The most noted element of his work is that of small suns, which developed in the use of crystals and lenses in his sculpture. The origin of this came from his time in Italy, when he saw a child capturing the reflections of the sun bouncing from puddles on the street. The sun images first appeared in his paintings, then moved onto his sculpture, where they evolved into the use of crystals and lenses to distort or sharpen the effect of light or the onlookers sight. These became the essence of many of his magiscopios. Martin Foley titled his autobiography of Béjar El recolector de soles (The gatherer of suns.) .

He stated that he wanted to "democratize beauty through art" and believed art provided a way to live in harmony. He was also bothered by the idea that art was a solemn occupation, rather considering it a "game" however not light or frivolous.

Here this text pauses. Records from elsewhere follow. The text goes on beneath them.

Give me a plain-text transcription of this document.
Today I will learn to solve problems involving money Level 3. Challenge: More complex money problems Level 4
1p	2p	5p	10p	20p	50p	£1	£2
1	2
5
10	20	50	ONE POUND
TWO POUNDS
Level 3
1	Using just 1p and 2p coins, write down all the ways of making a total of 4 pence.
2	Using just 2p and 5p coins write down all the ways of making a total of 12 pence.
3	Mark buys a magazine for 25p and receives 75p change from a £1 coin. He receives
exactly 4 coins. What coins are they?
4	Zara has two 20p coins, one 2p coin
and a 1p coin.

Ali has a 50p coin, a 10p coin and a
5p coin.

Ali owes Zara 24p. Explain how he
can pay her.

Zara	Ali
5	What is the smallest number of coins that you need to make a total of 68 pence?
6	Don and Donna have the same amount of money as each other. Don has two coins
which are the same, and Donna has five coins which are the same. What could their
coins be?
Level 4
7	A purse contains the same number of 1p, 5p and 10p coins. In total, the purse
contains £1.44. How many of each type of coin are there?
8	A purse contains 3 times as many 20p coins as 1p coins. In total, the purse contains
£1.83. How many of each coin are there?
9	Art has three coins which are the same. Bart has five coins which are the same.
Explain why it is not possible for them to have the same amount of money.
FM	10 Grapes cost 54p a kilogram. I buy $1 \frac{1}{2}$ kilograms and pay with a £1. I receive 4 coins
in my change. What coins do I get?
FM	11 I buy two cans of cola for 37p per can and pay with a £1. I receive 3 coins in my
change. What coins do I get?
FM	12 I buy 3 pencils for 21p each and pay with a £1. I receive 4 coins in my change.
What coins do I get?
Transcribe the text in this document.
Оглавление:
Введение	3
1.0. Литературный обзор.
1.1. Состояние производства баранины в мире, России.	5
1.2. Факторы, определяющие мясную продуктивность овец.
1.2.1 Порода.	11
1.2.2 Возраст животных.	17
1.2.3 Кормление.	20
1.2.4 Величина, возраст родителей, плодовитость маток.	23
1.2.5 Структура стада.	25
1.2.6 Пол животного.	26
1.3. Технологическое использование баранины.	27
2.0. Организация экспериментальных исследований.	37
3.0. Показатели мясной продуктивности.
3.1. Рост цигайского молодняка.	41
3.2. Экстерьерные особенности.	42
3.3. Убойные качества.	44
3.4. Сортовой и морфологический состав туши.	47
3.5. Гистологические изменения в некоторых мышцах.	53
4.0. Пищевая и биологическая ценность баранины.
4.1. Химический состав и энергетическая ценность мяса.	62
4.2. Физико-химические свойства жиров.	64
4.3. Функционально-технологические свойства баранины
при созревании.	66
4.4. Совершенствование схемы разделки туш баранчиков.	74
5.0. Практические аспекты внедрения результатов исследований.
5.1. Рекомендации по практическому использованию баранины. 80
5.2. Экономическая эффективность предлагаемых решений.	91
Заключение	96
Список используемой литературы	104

As he did not consider the arts and crafts separate, he is also noted for the making of rugs and tapestries. He also built houses, stage sets, a semi-circular Greco-Roman theaters and created a ranch to be close to nature, with gardens, water works and an orchard. His wide range of interests attracted some negative criticism for not specializing while others depreciated his work because of his frequent travels, calling him "bohemian." His art has also been classified as "handcraft" but that did not bother him, instead took pride in it.